Jackson’s presence gave the film a level of "cool" that Tim Burton movies sometimes lack when they get too bogged down in their own whimsy. He was the anchor. He was the guy who reminded us that even in a world of loops and magical children, a guy with a sharp tongue and a sharper blade is still a threat.

Lessons from the Performance

If you're a filmmaker or a writer, look at how Jackson handled Barron. He didn't play "evil." He played "determined and slightly inconvenienced."

  1. Embrace the Weird: Don't fight the makeup or the crazy hair; use it as a tool.
  2. Humanize the Monster: A villain who likes a good meal (even if it's eyeballs) is more memorable than a faceless shadow.
  3. Vary the Tone: Being scary 100% of the time is boring. Being funny and then suddenly terrifying is how you keep an audience on their toes.

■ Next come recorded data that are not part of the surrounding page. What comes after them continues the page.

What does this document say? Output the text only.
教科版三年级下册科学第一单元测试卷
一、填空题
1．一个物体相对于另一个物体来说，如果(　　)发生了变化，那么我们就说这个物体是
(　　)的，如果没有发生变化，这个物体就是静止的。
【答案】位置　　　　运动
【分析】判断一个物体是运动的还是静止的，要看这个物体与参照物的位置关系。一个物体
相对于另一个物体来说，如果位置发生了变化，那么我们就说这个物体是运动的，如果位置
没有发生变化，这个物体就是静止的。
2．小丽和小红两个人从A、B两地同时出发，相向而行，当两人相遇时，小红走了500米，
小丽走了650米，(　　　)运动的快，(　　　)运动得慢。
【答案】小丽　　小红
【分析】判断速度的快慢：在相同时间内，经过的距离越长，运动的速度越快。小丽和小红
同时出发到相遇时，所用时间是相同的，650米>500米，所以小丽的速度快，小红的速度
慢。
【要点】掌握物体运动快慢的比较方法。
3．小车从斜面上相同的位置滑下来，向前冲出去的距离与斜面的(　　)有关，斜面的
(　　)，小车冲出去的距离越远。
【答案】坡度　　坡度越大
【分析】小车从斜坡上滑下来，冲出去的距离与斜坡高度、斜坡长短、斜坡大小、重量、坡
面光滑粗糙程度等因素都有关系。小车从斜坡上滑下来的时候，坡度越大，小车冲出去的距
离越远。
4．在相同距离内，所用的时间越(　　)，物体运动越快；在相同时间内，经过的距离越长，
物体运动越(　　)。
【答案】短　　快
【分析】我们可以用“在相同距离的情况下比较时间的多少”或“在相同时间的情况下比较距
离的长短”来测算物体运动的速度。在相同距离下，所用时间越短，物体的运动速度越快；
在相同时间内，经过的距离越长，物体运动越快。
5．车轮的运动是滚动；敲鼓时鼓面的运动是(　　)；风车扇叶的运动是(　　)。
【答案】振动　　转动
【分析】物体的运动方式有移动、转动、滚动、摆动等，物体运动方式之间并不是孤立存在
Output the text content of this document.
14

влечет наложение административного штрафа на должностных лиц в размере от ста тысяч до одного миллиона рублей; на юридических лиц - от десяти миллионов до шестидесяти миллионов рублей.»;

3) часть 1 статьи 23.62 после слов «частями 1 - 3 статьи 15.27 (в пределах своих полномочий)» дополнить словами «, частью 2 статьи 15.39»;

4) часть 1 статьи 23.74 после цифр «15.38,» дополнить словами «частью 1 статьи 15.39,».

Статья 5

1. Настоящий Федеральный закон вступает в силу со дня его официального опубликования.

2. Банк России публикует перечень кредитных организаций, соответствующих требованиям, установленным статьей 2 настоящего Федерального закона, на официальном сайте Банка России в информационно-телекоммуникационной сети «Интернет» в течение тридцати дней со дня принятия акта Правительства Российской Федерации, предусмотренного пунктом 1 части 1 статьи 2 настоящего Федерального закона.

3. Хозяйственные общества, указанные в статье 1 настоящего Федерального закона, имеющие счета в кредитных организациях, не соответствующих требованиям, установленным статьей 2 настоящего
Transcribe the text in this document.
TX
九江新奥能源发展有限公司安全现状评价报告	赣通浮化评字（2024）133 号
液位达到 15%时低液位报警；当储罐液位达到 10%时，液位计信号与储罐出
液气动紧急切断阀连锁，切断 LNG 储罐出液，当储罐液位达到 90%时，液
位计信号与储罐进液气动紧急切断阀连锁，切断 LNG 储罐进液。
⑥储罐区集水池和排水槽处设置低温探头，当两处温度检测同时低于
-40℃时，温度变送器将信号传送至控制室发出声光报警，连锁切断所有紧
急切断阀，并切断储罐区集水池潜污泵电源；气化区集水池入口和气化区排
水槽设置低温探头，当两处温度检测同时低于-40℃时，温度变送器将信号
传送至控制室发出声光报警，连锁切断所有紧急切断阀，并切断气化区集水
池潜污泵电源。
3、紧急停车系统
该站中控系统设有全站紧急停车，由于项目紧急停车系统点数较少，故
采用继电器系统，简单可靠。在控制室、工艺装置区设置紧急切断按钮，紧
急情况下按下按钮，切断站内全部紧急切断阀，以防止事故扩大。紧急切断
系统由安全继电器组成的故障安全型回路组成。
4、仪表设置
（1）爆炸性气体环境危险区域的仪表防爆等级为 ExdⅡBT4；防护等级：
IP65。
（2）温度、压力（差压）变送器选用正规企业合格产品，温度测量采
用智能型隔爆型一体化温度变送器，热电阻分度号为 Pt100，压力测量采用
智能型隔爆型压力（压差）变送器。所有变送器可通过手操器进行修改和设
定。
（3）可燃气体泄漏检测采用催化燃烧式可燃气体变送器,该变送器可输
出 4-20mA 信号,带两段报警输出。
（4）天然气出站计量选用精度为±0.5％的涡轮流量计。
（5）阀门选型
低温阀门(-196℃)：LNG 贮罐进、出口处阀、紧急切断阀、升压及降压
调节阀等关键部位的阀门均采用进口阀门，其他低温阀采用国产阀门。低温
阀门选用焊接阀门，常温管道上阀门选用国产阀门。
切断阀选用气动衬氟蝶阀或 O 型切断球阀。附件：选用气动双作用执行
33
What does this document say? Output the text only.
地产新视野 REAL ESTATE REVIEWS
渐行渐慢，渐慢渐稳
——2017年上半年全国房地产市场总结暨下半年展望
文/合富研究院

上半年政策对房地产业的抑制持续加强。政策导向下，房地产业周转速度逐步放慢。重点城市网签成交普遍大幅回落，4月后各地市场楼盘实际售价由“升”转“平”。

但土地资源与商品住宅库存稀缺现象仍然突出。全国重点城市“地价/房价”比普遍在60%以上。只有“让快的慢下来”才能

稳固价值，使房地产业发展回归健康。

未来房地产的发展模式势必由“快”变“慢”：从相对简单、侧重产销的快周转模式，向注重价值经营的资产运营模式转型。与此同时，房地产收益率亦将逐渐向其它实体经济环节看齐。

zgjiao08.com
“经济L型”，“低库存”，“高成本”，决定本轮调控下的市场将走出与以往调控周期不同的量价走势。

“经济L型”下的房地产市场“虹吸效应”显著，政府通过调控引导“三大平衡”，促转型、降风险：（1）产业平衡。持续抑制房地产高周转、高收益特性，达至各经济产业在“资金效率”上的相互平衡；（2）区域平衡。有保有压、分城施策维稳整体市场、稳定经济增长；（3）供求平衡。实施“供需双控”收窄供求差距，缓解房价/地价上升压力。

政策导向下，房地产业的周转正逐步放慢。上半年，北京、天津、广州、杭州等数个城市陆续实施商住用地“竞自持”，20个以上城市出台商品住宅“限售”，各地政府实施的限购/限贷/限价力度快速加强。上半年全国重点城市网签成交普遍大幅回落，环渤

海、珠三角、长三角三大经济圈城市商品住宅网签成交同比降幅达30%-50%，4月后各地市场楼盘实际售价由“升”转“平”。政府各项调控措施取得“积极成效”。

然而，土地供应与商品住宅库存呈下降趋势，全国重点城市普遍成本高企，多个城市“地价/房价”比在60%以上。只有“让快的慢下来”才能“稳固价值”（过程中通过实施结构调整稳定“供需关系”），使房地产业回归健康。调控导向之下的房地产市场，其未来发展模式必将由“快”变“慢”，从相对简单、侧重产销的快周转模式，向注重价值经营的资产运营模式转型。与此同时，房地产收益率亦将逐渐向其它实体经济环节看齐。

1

If you haven't revisited the movie in a while, it’s worth a rewatch just to see Jackson having the time of his life. He’s clearly enjoying the opportunity to play in Burton's sandbox, and his energy is infectious. It’s not Pulp Fiction, and it’s not the MCU, but it’s a specific kind of Samuel L. Jackson magic that fits perfectly in a house full of peculiars.

To see the character in action, check out the Blackpool pier sequence specifically. It’s where the "Barron" persona really peaks, showing off the blend of shapeshifting, physical comedy, and genuine menace. You can find the film on most major streaming platforms or through 20th Century Studios' digital catalog.